The Office for Budget Responsibility (OBR) revised downwards its outlook for UK GDP growth. It now expects the economy to grow by 1.5 per cent this year and next, having previously forecast 2 per cent growth for this year.

Mr Woodford said the the OBR have been wrong in their forecasts in recent years, and he expects they are wrong now.  

Such contrarianism has proved costly for investors in the fund. The CF Woodford Equity Income fund has returned 2.4 per cent over the past year to 4 December, compared with 12 per cent for the average fund in the IA UK Equity Income sector in the same time period.

The fund manager said he wants to be judged on a three to five-year time horizon.

The latest significant withdrawal from the funds was a £25m redemption from Architas, which happened in September.

Nathan Sweeney, investment manager at Architas, said he expects a “choppy outlook” for UK equities and has concentrated his UK exposure into a smaller number of funds he thinks can have the flexibility to both capitalise on opportunities and protect investors from downside.

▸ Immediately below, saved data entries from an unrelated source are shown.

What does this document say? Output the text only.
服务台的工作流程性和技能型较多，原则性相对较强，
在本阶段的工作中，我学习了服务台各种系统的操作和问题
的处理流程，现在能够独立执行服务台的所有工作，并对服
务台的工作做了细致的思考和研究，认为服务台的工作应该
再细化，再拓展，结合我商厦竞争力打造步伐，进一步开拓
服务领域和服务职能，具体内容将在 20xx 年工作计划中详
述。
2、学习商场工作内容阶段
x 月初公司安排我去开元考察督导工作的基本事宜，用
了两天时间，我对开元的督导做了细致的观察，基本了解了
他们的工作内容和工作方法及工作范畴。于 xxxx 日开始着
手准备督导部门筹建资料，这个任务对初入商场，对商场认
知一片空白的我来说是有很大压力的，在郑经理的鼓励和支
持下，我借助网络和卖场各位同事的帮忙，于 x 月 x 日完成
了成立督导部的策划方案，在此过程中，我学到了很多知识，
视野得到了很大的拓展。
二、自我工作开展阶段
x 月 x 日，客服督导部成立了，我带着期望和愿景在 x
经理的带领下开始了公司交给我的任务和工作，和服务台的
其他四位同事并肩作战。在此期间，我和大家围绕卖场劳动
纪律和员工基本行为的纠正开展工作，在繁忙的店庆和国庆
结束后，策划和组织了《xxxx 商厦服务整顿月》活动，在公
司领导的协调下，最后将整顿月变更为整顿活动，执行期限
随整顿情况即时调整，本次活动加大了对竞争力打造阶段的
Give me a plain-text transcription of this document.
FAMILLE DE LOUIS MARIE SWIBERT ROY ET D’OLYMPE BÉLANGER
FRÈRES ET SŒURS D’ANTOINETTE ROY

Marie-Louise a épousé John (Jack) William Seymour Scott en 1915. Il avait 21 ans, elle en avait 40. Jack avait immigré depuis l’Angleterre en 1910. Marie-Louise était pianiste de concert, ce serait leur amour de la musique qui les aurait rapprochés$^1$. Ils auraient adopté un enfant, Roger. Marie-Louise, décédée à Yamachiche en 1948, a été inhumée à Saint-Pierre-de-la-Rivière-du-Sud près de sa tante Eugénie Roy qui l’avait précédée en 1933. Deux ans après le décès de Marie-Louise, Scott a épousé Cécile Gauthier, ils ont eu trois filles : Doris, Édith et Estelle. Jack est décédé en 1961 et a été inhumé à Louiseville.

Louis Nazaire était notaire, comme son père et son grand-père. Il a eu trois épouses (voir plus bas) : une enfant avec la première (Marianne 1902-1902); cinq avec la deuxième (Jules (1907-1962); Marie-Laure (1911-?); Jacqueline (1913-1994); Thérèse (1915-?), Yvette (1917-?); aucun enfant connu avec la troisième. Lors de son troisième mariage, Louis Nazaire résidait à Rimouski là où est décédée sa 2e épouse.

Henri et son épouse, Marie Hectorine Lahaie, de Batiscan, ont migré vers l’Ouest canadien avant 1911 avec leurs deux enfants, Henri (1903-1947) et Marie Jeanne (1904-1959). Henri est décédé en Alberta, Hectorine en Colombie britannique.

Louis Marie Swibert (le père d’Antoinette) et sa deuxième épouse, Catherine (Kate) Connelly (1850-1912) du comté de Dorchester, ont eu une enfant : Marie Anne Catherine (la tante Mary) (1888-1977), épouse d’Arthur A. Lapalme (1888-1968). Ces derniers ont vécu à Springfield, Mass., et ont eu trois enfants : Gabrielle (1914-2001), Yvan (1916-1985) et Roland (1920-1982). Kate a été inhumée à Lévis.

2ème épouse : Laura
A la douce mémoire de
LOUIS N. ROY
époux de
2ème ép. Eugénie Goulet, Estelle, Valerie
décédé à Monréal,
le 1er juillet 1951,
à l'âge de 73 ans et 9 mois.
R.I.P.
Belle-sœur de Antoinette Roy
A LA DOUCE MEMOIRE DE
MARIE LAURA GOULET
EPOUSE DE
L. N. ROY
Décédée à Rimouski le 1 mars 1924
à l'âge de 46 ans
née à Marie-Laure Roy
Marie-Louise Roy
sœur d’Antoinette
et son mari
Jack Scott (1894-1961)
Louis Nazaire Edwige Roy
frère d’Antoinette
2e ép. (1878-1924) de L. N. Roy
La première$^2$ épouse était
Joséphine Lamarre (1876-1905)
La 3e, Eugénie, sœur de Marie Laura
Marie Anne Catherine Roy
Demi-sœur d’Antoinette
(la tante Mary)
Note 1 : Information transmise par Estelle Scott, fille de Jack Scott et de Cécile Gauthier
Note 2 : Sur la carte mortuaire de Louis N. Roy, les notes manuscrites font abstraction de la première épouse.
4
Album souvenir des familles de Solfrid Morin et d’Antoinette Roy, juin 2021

In his own defence Mr Woodford has said active fund managers should always take views that are different from the consensus.

He said fund managers who do not do this, but charge active fees are “earning an economic rent {pay packet} they do not deserve”.

He said it is the same approach he has used throughout his career.

Philip Milton, who runs Philip Milton and Co., an adviser firm in Devon, said he tends to avoid very big funds such as Mr Woodford's because they are inherently unable to invest in a flexible way as they have to take big stakes in companies, reducing the level of diversification it is possible to achieve.

But Laith Khalaf, senior analyst at Hargreaves Lansdown, said he is happy for Mr Woodford's funds to be on his company's Wealth 150 list of favourite funds.

He said: "While he has repositioned the portfolio towards UK domestic cyclical stocks, that is not the only potential driver of returns in the portfolio.

"The two biggest stocks in the Equity Income fund are AstraZeneca and Imperial Brands, neither of which are reliant on the UK domestic economy to perform.

"Likewise performance of many of the smaller companies will depend more heavily on company specific developments rather than the big macro picture. Neil Woodford has taken relatively punchy positions in Lloyds and Legal & General, but he is a high conviction manager, and that approach has served investors well in the past.”